Neben all den Problemen, die die Untersuchungen über holzerntebedingten Rindenschäden zutage fördern, scheinen sie doch zumindest für einen Bereich Entspannung zu signalisieren: unmittelbare Zuwachseinbußen sind wohl nicht zu befürchten.
Die Analysen zeigen bei allen drei Baumarten (Fichte, Tanne, Buche) deutlich variierende Zuwachsleistungen. Dies gilt sowohl in den Experimenten mit den künstlich nachgeahmten Rindenschäden (Abb. 1) als auch für die Bäume aus dem Bestand mit Rückeschäden, die in der Praxis entstanden waren (Abb. 2). Entsprechend dem Ziel des angewendeten Referenzierungsverfahrens sind die Indexwerte der Zuwachsleistung in der als Zuwachsreferenz verwendeten Periode unmittelbar vor den Verletzungen (Periode "-1") für beide Kollektiven (verletzte und unverletzte Bäume) auf ein identisches Niveau standardisiert. In den Folgeperioden ergeben sich dann zum Teil deutliche Veränderungen im Zuwachs.
Zwar ist es prinzipiell durchaus denkbar, dass sich mit Verletzungen der Rinde verbundene Heilungsprozesse und/oder Störungen im Bereich der wasserleitenden Gewebe auch auf den Zuwachs auswirken könnten. Dies müsste sich dann in der Folgezeit nach der Verletzung in Form abweichender Zuwachsverläufe im Vergleich zu Bäumen mit intakter Rinde ausdrücken. Darauf geben die Zuwachsanalysen jedoch keinerlei Hinweise: Die Zuwachsveränderungen verlaufen bei beiden Kollektiven – den Bäumen mit Rindenverletzungen und den Bäumen mit intakter Rinde – in allen betrachteten Perioden gleichsinnig. Weder im Jahr der Verletzung (Periode "0") noch in den auf die Verletzung folgenden Perioden ("+1" bzw. "+2") ergeben sich statistisch signifikante Unterschiede zwischen diesen beiden Kollektiven; dies gilt für die Bäume mit den nachgeahmten und mit den "echten" Rindenschäden (Abb. 1 und 2).
Vor dem Hintergrund dieser Befunde ist davon auszugehen, dass holzerntebedingte Rindenschäden nicht unmittelbar zu Zuwachseinbußen führen. Zumal umfangreiche Untersuchungen in Finnland bei Fichte zu vergleichbaren Ergebnissen kamen und sich keine Hinweise auf Zuwachsrückgänge unmittelbar nach Verletzungen der Rinde fanden.
Allerdings beschränken sich sowohl die Ergebnisse der finnischen Studie als auch die eigenen Untersuchungen auf direkte Folgen in den Jahren unmittelbar nach der Verletzung.
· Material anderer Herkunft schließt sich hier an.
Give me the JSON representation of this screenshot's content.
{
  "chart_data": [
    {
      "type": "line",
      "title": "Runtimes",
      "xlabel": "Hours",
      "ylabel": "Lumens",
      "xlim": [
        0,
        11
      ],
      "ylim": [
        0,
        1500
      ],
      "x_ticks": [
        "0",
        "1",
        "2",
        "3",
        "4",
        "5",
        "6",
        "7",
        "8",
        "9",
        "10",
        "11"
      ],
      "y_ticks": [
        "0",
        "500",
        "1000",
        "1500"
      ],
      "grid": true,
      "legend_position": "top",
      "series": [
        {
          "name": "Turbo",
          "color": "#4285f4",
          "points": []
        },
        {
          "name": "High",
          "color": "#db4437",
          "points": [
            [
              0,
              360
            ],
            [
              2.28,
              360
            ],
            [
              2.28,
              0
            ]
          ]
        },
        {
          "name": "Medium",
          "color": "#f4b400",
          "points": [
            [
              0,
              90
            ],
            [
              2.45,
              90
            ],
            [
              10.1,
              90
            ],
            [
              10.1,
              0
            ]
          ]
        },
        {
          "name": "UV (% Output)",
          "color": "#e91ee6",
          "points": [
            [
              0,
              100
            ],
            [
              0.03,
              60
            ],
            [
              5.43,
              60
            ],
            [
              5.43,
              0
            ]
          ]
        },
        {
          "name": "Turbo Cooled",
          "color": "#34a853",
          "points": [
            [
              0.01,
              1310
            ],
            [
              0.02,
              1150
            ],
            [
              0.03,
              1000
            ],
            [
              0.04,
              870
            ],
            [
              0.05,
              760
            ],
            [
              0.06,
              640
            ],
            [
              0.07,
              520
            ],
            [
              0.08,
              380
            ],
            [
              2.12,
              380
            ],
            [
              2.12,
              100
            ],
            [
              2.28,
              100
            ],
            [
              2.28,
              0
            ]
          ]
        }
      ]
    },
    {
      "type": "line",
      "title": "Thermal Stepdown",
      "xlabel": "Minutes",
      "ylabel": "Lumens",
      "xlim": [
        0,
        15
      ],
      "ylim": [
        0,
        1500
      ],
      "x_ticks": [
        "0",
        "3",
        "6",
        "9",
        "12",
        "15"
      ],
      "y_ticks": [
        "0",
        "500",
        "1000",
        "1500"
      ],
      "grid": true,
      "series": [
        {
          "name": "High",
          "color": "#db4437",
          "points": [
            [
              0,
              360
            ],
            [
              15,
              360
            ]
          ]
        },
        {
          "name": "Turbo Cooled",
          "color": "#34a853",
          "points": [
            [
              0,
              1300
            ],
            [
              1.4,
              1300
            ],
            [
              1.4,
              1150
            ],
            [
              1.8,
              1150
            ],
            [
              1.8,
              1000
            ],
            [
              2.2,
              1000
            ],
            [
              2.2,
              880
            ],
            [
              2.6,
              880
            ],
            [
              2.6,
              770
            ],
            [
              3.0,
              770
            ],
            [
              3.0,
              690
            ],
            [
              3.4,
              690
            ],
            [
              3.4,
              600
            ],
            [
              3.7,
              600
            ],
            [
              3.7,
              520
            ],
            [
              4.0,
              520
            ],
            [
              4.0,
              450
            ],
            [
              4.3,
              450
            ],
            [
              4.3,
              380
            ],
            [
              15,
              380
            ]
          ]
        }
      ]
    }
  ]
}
Also auf einen Zeitraum, in dem es in aller Regel noch zu keinen nennenswerten Fäuleprozessen kommt. Tatsächlich weist die finnische Studie zusätzlich zu den eigenen Analysen in einer Literaturübersicht darauf hin, dass in verschiedenen früheren Studien durchaus schon über nennenswerte Zuwachsrückgänge bei fäulebefallenen Fichten berichtet wurde. Diese Zuwachsrückgänge wurden jedoch offenbar erst mit deutlichem zeitlichem Abstand von bis zu zwanzig Jahren nach der Verletzung der Rinde festgestellt.
Eine denkbare Erklärung für solche zeitlich deutlich verzögert auftretenden Zuwachsrückgänge wäre, dass sie mit Entstehung und Ausweitung von Fäulen in Zusammenhang stehen. Diese können in fortgeschrittenem Zustand erhebliche Teile des wasserleitenden Gewebes beeinträchtigen, was sich dann möglicherweise zuwachsmindernd auswirkt.